L’essence des Enfers et des démons sont ainsi très similaires. Jamais totalement fixes, celles-ci se nourrissent d’énergie à la manière d’un parasite, et s’influencent l’une envers l’autre. Ce sont alors les démons qui modèlent leur environnement infernal, selon une amplitude variable qui dépend de la puissance du démon. C’est aussi la raison pour laquelle, lorsqu’une âme humaine est avalée par les Enfers, celle-ci sera à jamais changée. Elle n’aura plus de corps physique, car la matière terrestre ne peut pas y survivre, et son énergie sera consommée. L’âme existera encore sous une forme abjecte, une imitation malformée d’elle-même, voire bien pire, qui ne pourra jamais revenir à son état initial. C’est ce concept même de « la maison dont nul ne revient » des mésopotamiens. Une âme déchue deviendra un morceau du plan infernal, l’essence potentielle d’un démon qui sera nourrie par son environnement aussi bien que celui-ci s’en nourrira. C’est une relation d’échange qui rendra donc cette âme totalement inadaptée à la vie sur Terre, tout comme une essence de démon ne peut pas subsister sur le plan humain sans coquille, loin de son berceau infernal.
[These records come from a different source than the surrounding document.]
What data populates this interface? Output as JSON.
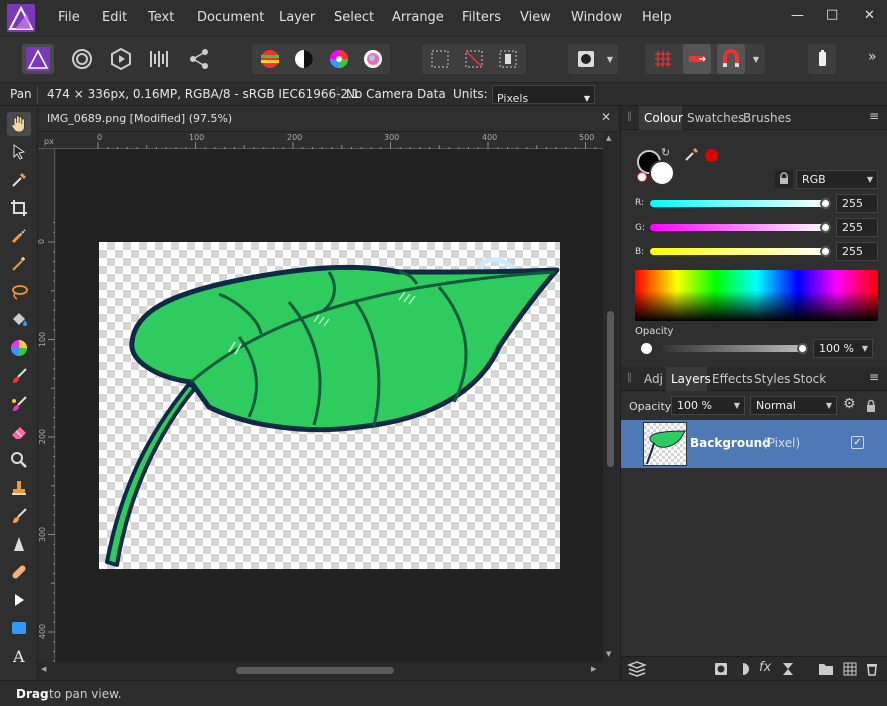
{
  "menu": [
    "File",
    "Edit",
    "Text",
    "Document",
    "Layer",
    "Select",
    "Arrange",
    "Filters",
    "View",
    "Window",
    "Help"
  ],
  "window_controls": {
    "minimize": "—",
    "maximize": "□",
    "close": "✕"
  },
  "toolbar": {
    "overflow": "»"
  },
  "context": {
    "tool": "Pan",
    "doc_info": "474 × 336px, 0.16MP, RGBA/8 - sRGB IEC61966-2.1",
    "camera": "No Camera Data",
    "units_label": "Units:",
    "units_value": "Pixels"
  },
  "document": {
    "tab_title": "IMG_0689.png [Modified] (97.5%)",
    "close": "✕",
    "ruler_unit": "px",
    "ruler_x": [
      "0",
      "100",
      "200",
      "300",
      "400",
      "500"
    ],
    "ruler_y": [
      "0",
      "100",
      "200",
      "300",
      "400"
    ]
  },
  "status": {
    "bold": "Drag",
    "rest": "to pan view."
  },
  "colour_panel": {
    "tabs": [
      "Colour",
      "Swatches",
      "Brushes"
    ],
    "model": "RGB",
    "r_label": "R:",
    "r": "255",
    "g_label": "G:",
    "g": "255",
    "b_label": "B:",
    "b": "255",
    "opacity_label": "Opacity",
    "opacity": "100 %",
    "colors": {
      "primary": "#000000",
      "secondary": "#ffffff",
      "red_dot": "#e00000"
    }
  },
  "layers_panel": {
    "tabs": [
      "Adj",
      "Layers",
      "Effects",
      "Styles",
      "Stock"
    ],
    "opacity_label": "Opacity:",
    "opacity": "100 %",
    "blend": "Normal",
    "layer_name": "Background",
    "layer_type": "(Pixel)",
    "visible_check": "✓"
  },
  "accent": "#4f79b5",
  "leaf": {
    "fill": "#2ecc5e",
    "outline": "#0e2a45"
  }
}
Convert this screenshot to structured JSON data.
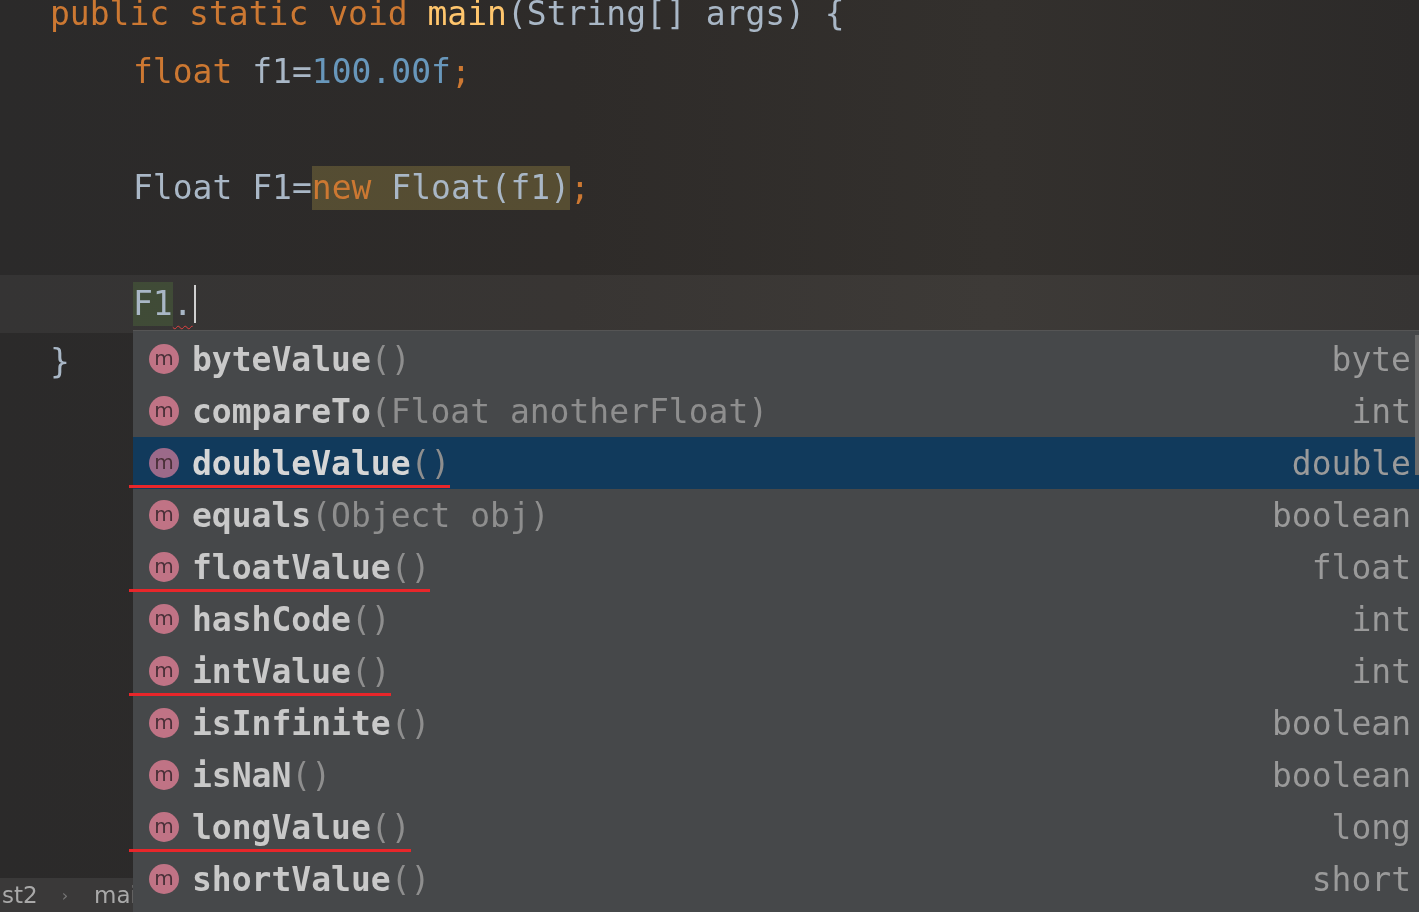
{
  "editor": {
    "lines": [
      {
        "indented": false,
        "current": false,
        "tokens": [
          {
            "text": "public static void ",
            "kind": "keyword"
          },
          {
            "text": "main",
            "kind": "method"
          },
          {
            "text": "(String[] args) {",
            "kind": "plain"
          }
        ]
      },
      {
        "indented": true,
        "current": false,
        "tokens": [
          {
            "text": "float ",
            "kind": "keyword"
          },
          {
            "text": "f1=",
            "kind": "plain"
          },
          {
            "text": "100.00f",
            "kind": "number"
          },
          {
            "text": ";",
            "kind": "keyword"
          }
        ]
      },
      {
        "current": false
      },
      {
        "indented": true,
        "current": false,
        "tokens": [
          {
            "text": "Float F1=",
            "kind": "plain"
          },
          {
            "text": "new",
            "kind": "keyword",
            "highlighted": true
          },
          {
            "text": " Float(f1)",
            "kind": "plain",
            "highlighted": true
          },
          {
            "text": ";",
            "kind": "keyword"
          }
        ]
      },
      {
        "current": false
      },
      {
        "indented": true,
        "current": true,
        "tokens": [
          {
            "text": "F1",
            "kind": "plain",
            "usage": true
          },
          {
            "text": ".",
            "kind": "plain",
            "error": true
          }
        ]
      },
      {
        "indented": false,
        "current": false,
        "tokens": [
          {
            "text": "}",
            "kind": "plain"
          }
        ]
      }
    ]
  },
  "breadcrumbs": [
    "st2",
    "›",
    "mai"
  ],
  "completion": {
    "items": [
      {
        "icon": "m",
        "name": "byteValue",
        "params": "()",
        "type": "byte",
        "selected": false,
        "underlined": false
      },
      {
        "icon": "m",
        "name": "compareTo",
        "params": "(Float anotherFloat)",
        "type": "int",
        "selected": false,
        "underlined": false
      },
      {
        "icon": "m",
        "name": "doubleValue",
        "params": "()",
        "type": "double",
        "selected": true,
        "underlined": true
      },
      {
        "icon": "m",
        "name": "equals",
        "params": "(Object obj)",
        "type": "boolean",
        "selected": false,
        "underlined": false
      },
      {
        "icon": "m",
        "name": "floatValue",
        "params": "()",
        "type": "float",
        "selected": false,
        "underlined": true
      },
      {
        "icon": "m",
        "name": "hashCode",
        "params": "()",
        "type": "int",
        "selected": false,
        "underlined": false
      },
      {
        "icon": "m",
        "name": "intValue",
        "params": "()",
        "type": "int",
        "selected": false,
        "underlined": true
      },
      {
        "icon": "m",
        "name": "isInfinite",
        "params": "()",
        "type": "boolean",
        "selected": false,
        "underlined": false
      },
      {
        "icon": "m",
        "name": "isNaN",
        "params": "()",
        "type": "boolean",
        "selected": false,
        "underlined": false
      },
      {
        "icon": "m",
        "name": "longValue",
        "params": "()",
        "type": "long",
        "selected": false,
        "underlined": true
      },
      {
        "icon": "m",
        "name": "shortValue",
        "params": "()",
        "type": "short",
        "selected": false,
        "underlined": false
      }
    ]
  }
}
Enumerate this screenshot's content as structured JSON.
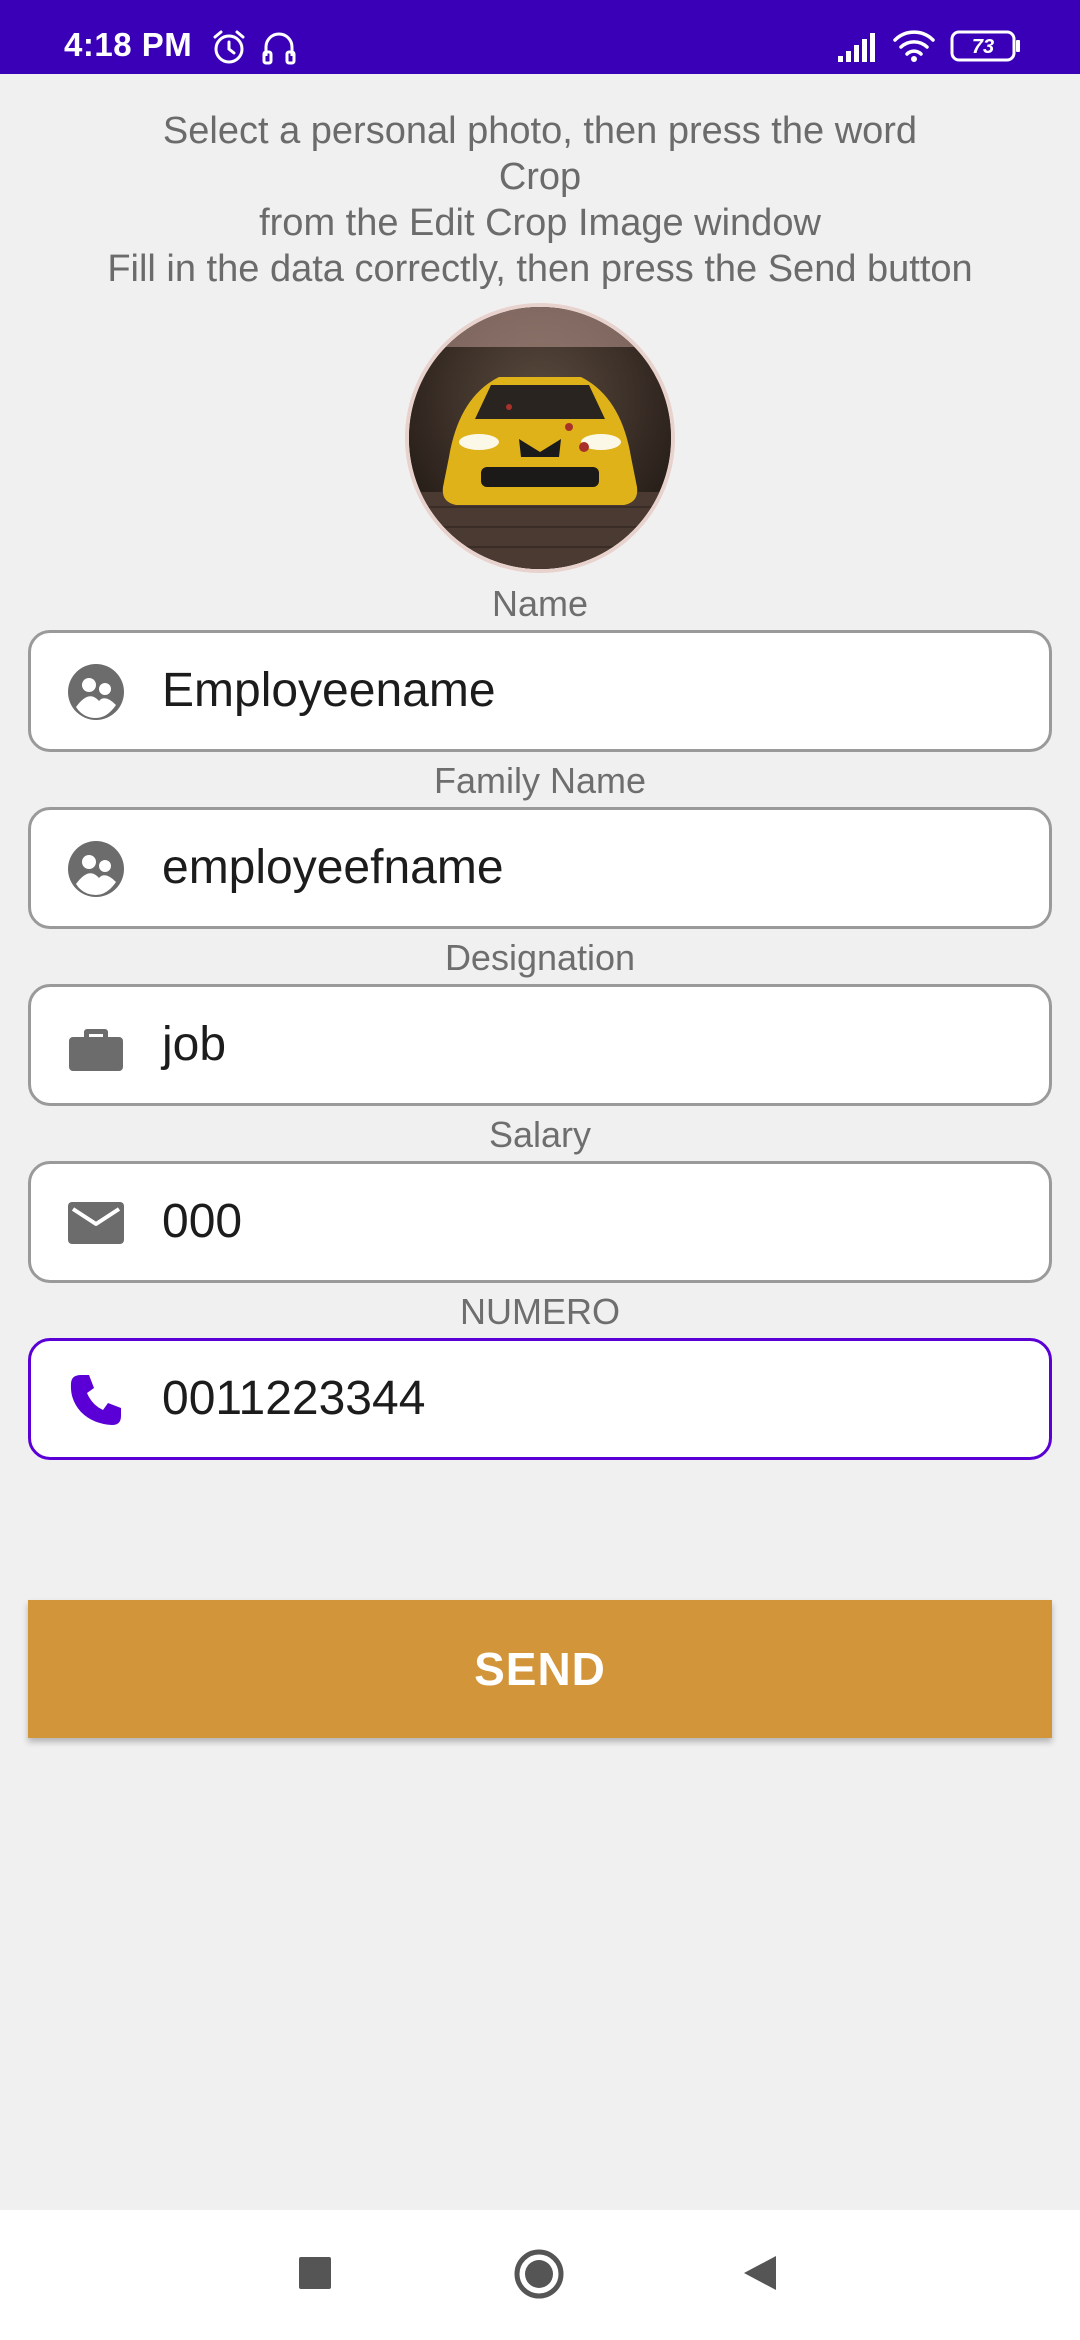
{
  "status_bar": {
    "time": "4:18 PM",
    "battery": "73",
    "background_color": "#3a00b8",
    "icons": [
      "alarm-icon",
      "headset-icon",
      "signal-icon",
      "wifi-icon",
      "battery-icon"
    ]
  },
  "instructions": {
    "line1": "Select a personal photo, then press the word",
    "line2": "Crop",
    "line3": "from the Edit Crop Image window",
    "line4": "Fill in the data correctly, then press the Send button"
  },
  "form": {
    "name": {
      "label": "Name",
      "value": "Employeename",
      "icon": "person-icon"
    },
    "family_name": {
      "label": "Family Name",
      "value": "employeefname",
      "icon": "person-icon"
    },
    "designation": {
      "label": "Designation",
      "value": "job",
      "icon": "briefcase-icon"
    },
    "salary": {
      "label": "Salary",
      "value": "000",
      "icon": "mail-icon"
    },
    "numero": {
      "label": "NUMERO",
      "value": "0011223344",
      "icon": "phone-icon"
    }
  },
  "send_button": {
    "label": "SEND",
    "color": "#d3953a"
  },
  "accent_color": "#5a00d6",
  "nav_bar": {
    "icons": [
      "recents-square-icon",
      "home-circle-icon",
      "back-triangle-icon"
    ]
  }
}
Le plan terrestre fonctionne d’ailleurs d’une manière similaire : lui aussi rejette les démons comme le fait un organisme vivant cherchant à se débarrasser d’une bactérie, et attaque directement leurs essences sans protection.
Les Enfers sont donc un voyage sans retour. Une âme n’aura strictement aucun moyen d’en sortir d’elle-même, à moins de profiter d’une faille créée par un tiers ; comme le font les Légions qui traversent les plans à la suite des Princes. Un être fait d’une essence similaire aux démons pourra en théorie s’y infiltrer en créant un portail ou une faille, mais cette perméabilité est un piège ; celle-ci dépouille aussitôt les êtres physiques de leurs enveloppes, et même ainsi, une essence surnaturelle ne pourra pas y survivre bien longtemps. Celle-ci sera rongée par la matière des Enfers, tels les acides gastriques d’un estomac, avant de devenir à son tour un morceau du plan infernal.
Pourtant, ce dernier demeure étroitement lié au plan terrestre en particulier. Des liens avec d’autres plans existent sans doute, mais bien souvent, seuls les humains intéressent les démons, et donc les Enfers par association. Quand bien même l’accès serait possible, la logique dévorante, inhospitalière du plan démoniaque rendrait ces voyages suicidaires. Seuls les démons sont capables d’aller et venir avec une aisance toute relative, car s’arracher à ce plan demande une quantité colossale d’énergie. Dans l’immense majorité des cas, un démon ne pourra pas sortir de son plan de sa propre initiative et sans aide extérieure. C’est la raison pour laquelle ils utilisent des intermédiaires, des corps de possession ou des rituels les alimentant en énergie pour déchirer le voile entre les mondes et traîner leurs essences au travers. Certains démons séparent ainsi leurs essences, en laissant une partie dans le plan infernal afin de s’économiser ou de simplement réussir à passer : bien souvent ils doivent y laisser une partie de leurs pouvoirs et arrivent alors amputés de leur puissance sur le plan terrestre.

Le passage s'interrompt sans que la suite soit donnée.